À l’occasion de la célébration du 1er mai 2026, le ministère de la Santé a ouvert ses portes à celles et ceux qui font battre le cœur du système sanitaire gabonais. Sous le signe du partage et de la gratitude, cette journée a réuni agents, partenaires sociaux et autorités de tutelle dans une atmosphère familiale, portée par la fierté du devoir accompli et la promesse d’un avenir meilleur.

Porte-parole des travailleurs, le Secrétaire général du ministère, Alain Charles Rotimbo, a donné le ton avec des mots pesés, empreints de loyauté et de franchise. « Nous sommes les piliers d’un édifice que chaque jour nous consolidons avec abnégation, » a-t-il rappelé, saluant la flamme qui anime médecins, personnels paramédicaux, agents administratifs, hospitaliers et prestataires. Il a évoqué sans détour les attentes légitimes du terrain : amélioration du cadre de vie et de travail, valorisation des carrières, dialogue social sincère et continu. Mais loin de tout esprit de confrontation, c’est un appel à la co-construction qui a résonné dans la salle, habité par la conviction que « l’écoute mutuelle est le premier des soins à apporter à notre maison commune ».
Ce plaidoyer a trouvé une oreille aussi attentive que résolue en la personne du ministre de la Santé, le Professeur Elsa Nkana Joséphine Ayo épouse Bivigou. Avec une solennité teintée d’émotion, elle a tenu à exprimer, au nom de la Nation tout entière, une reconnaissance infinie envers ces hommes et ces femmes dont le dévouement ne fléchit jamais. « Vous êtes la colonne vertébrale invisible sur laquelle repose le progrès social de notre pays. Chaque jour, vous donnez sens à l’idéal de solidarité qui nous unit, » a-t-elle déclaré sous les applaudissements nourris de l’assemblée.
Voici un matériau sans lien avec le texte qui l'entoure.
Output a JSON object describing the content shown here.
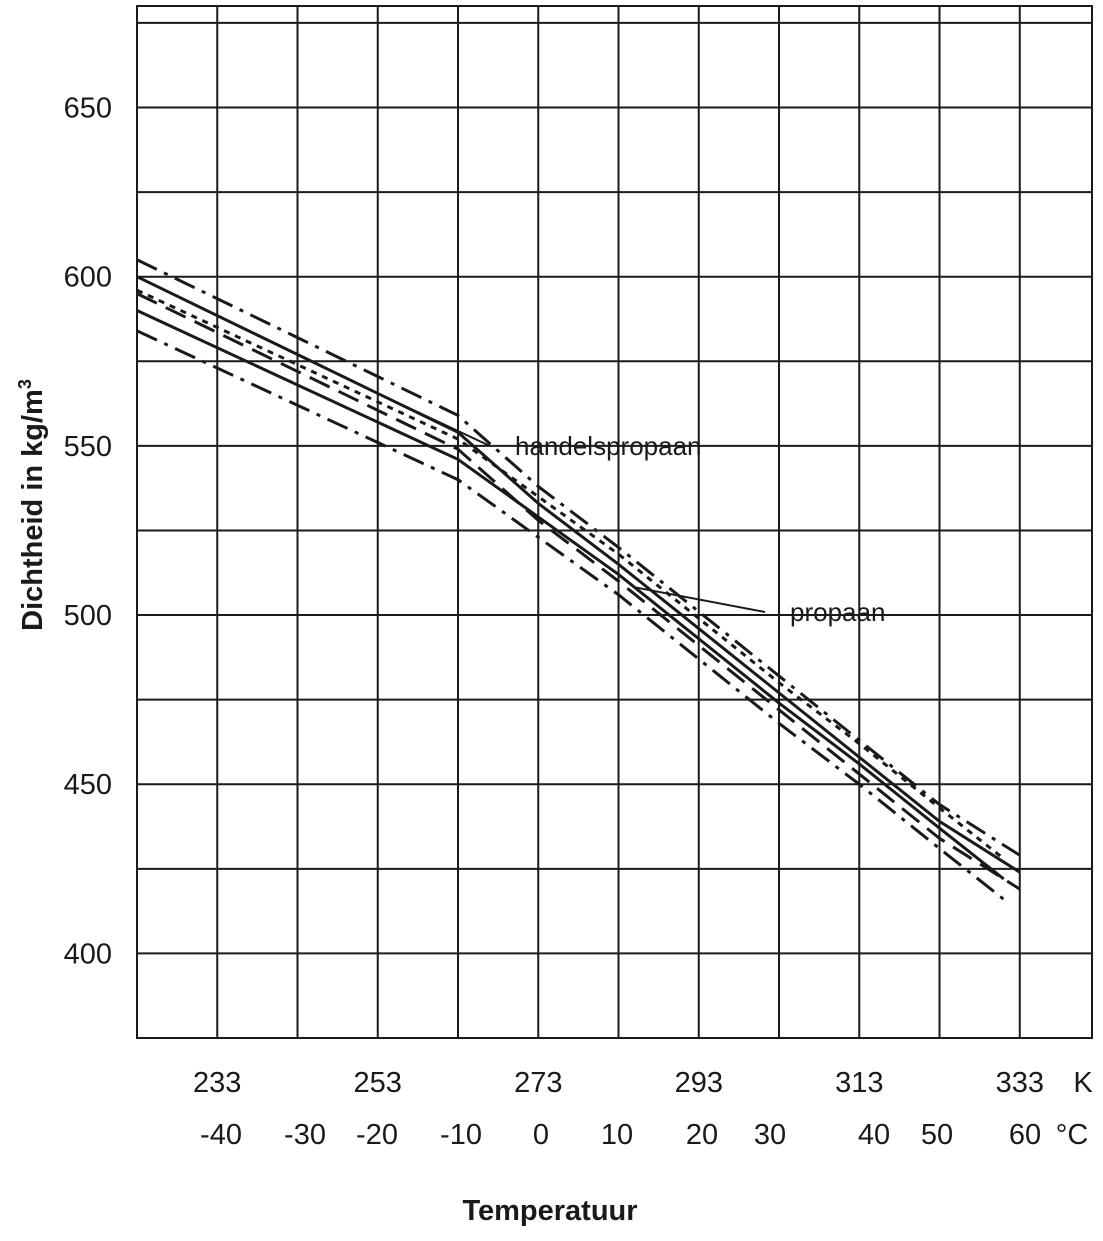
{
  "chart_data": {
    "type": "line",
    "xlabel": "Temperatuur",
    "ylabel": "Dichtheid in kg/m",
    "ylabel_superscript": "3",
    "xlim": [
      223,
      342
    ],
    "ylim": [
      375,
      680
    ],
    "grid": true,
    "y_ticks": [
      "400",
      "450",
      "500",
      "550",
      "600",
      "650"
    ],
    "x_ticks_kelvin": {
      "unit": "K",
      "labels": [
        "233",
        "253",
        "273",
        "293",
        "313",
        "333"
      ]
    },
    "x_ticks_celsius": {
      "unit": "°C",
      "labels": [
        "-40",
        "-30",
        "-20",
        "-10",
        "0",
        "10",
        "20",
        "30",
        "40",
        "50",
        "60"
      ]
    },
    "series": [
      {
        "name": "handelspropaan",
        "x": [
          223,
          243,
          263,
          273,
          283,
          293,
          303,
          313,
          323,
          333
        ],
        "y": [
          600,
          577,
          554,
          533,
          515,
          496,
          477,
          458,
          439,
          424
        ]
      },
      {
        "name": "propaan",
        "x": [
          223,
          243,
          263,
          273,
          283,
          293,
          303,
          313,
          323,
          331
        ],
        "y": [
          590,
          568,
          546,
          529,
          512,
          493,
          474,
          456,
          437,
          422
        ]
      }
    ],
    "annotations": [
      {
        "text": "handelspropaan",
        "points_to": "handelspropaan",
        "at_x": 252
      },
      {
        "text": "propaan",
        "points_to": "propaan",
        "at_x": 285
      }
    ]
  }
}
Fidèle à la dynamique impulsée par les plus hautes autorités de l’État, la ministre a su traduire cette gratitude en actes concrets et immédiats. Elle a d’abord officialisé l’entrée en vigueur du Code de la Santé, boussole juridique longtemps attendue qui renforce les droits des travailleurs et sécurise leurs parcours. Puis, dans un geste salué comme un signal fort en faveur de la paix sociale, elle a annoncé la création prochaine d’une commission chargée d’examiner la faisabilité des doléances exprimées par les partenaires sociaux. « J’ai entendu chaque mot, chaque espoir, chaque inquiétude. Cette commission se mettra au travail dans les meilleurs délais. Nous avancerons ensemble, » a-t-elle assuré avec la sérénité de celle qui sait que gouverner, c’est d’abord écouter.
La célébration a également mis en lumière la consolidation de la représentativité syndicale, sortie renforcée des récentes élections professionnelles. Désormais outil structurant du dialogue social, elle permettra de faire remonter les réalités du terrain avec justesse et de bâtir, sur un socle de confiance retrouvée, des réformes durables et adaptées aux défis du secteur. Entre discours et échanges informels, une idée s’est imposée avec la force d’une évidence : c’est dans la concertation que se dessine l’avenir d’une santé publique à la hauteur des ambitions nationales.

Ainsi, ce 1er mai 2026 restera comme une parenthèse lumineuse, où reconnaissance et espérance se sont tenu la main. Les partenaires sociaux ont réaffirmé leur disponibilité entière à collaborer avec des autorités qu’ils sentent désormais à l’écoute, tandis que le gouvernement a fait de la valorisation des travailleurs de la santé une priorité cardinale. Plus qu’une célébration, cette journée a porté un message limpide : au ministère de la Santé, l’heure est à la main tendue, et c’est ensemble que s’écrira le prochain chapitre d’un système qui prend soin de ceux qui soignent.